CSS Manassas class Light Cruiser
After the First Great War, the Confederate Cruiser Force was reduced to 7 cruisers from the turn of the 20th Century, in the early 1920s, the Confederate Admiralty was working on designing a class of new cruisers which was to get around the Naval Restrictions placed on them by the Union. In the process, they would work with the French in their designs. The design ultimately chosen was to feature three dual mount 6' guns and an aircraft catapult. Two of the ships would be constructed in France while the third ship was constructed in New Orleans. The first ship, the CSS Manassas, would be launched on July 4th, 1927, and be commissioned on December 1st, 1927. The other two ships, the CSS Macon and CSS Little Rock, would be both commissioned in 1928 to the Confederate Navy. During the inter-war years, the ships would do many goodwill tours across the world, notably with the CSS Little Rock visiting Union Ports in 1932. When war broke out in 1941, the CSS Little Rock and Manassas would both take part in the Invasion of Haiti while the CSS Macon was trapped in the Black Sea. The Macon would be transferred to the Imperial Russian Navy and be renamed as the Novik and serve with the Russians throughout the war until being sunk by the Austrian Navy in September of 1943. The CSS Little Rock was lost in August of 1941 near Norfolk Virginia after striking a mine laid by the Union Navy. The Manassas after the Haiti operation would serve for much of the war as a Gunnery Training ship in the Gulf of Mexico until late 1943 when she was put into service to provide gunfire support to Confederate Ground Force in the Caribbean. On February 4th, 1944, Union Navy Dive Bombers would attack the Manassas and would cause severe damage to the ship while sailing off the coast of Cuba. The Manassas was ultimately lost while the ship was being towed to the port of Havana by the Destroyer CSS Hammond in the Strait of Florida.

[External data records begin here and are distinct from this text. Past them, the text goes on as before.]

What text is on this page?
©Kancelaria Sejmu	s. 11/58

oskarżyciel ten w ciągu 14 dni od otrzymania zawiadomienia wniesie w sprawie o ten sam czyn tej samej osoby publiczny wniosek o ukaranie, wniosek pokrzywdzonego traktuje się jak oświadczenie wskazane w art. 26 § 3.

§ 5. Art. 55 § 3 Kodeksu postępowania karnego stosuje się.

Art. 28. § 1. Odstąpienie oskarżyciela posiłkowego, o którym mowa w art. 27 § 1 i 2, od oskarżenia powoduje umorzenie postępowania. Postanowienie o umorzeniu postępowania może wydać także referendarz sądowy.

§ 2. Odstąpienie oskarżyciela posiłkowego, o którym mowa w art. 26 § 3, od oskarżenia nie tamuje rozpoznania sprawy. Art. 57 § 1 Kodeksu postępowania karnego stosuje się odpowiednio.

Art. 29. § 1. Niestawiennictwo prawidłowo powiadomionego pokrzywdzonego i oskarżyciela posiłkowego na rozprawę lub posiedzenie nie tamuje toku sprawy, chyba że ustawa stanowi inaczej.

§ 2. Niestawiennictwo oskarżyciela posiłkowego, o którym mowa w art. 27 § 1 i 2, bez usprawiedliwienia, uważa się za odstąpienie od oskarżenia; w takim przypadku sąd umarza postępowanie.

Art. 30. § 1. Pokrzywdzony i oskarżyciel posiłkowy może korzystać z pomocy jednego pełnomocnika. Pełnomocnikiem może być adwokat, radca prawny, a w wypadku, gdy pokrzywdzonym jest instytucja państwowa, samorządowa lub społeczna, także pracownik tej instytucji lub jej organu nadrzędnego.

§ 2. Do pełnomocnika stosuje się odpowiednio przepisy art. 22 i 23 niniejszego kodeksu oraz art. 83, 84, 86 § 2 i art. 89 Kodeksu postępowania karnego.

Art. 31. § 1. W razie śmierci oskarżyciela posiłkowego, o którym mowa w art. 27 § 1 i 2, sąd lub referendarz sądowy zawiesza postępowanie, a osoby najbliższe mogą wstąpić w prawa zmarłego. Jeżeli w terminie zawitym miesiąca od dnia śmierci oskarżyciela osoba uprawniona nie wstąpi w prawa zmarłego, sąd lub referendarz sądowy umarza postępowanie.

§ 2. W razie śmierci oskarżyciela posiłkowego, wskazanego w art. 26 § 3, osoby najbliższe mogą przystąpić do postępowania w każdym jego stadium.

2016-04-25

CSS La Paz class Protected Cruiser
Built at the turn of the 20th Century in Britain, the La Paz class Protected Cruiser served the Confederate Navy as frontline cruisers until 1915 when they were re-delegated to use as Gunnery Training Ships. Following War's End, the three ships, the CSS La Paz, New Orleans, and Birmingham would be retained by the Confederacy, and as such, returned to frontline service as cruisers. They would serve in this role until the mid 1930s when they were withdrawn to 2nd Line roles again, such as training vessels, and with the Birmingham, would become a barracks ship. During the 2nd Great War, the CSS La Paz would play a role during the Invasion of Haiti when it transported Confederate Marines to the island during it's invasion. Afterwards, the La Paz would operate out of Cuba as a training vessel until March of 1944 when it was pressed into service as a AA cruiser, in which it would stationed at New Orleans until it's ultimate capture by Union Forces. After the war, the La Paz would be used as a minesweeper tender for the Confederate Mine Clearing Force until mid 1947, when it was finally decommissioned and was subsequently scrapped in Mobile. The CSS Birmingham would serve as a Barracks Ship until her capture by the Union Navy at Tampa Bay in June of 1944. She was used by the occupying Union troops until May of 1945, when the old ship was towed out to the Atlantic and scuttled loaded with old Confederate Chemical Weapons. The CSS New Orleans would serve as a gunnery training ship until April of 1944 when she was called into frontline service for last time as a floating gun battery at Savanna, Georgia, providing naval gunfire support for the retreating Confederate Army. On May 2nd, 1944, the ship was attacked and sunk Union Air Force fighter bombers and was sunk, the shipwreck would be raised and scrapped sometime in 1945.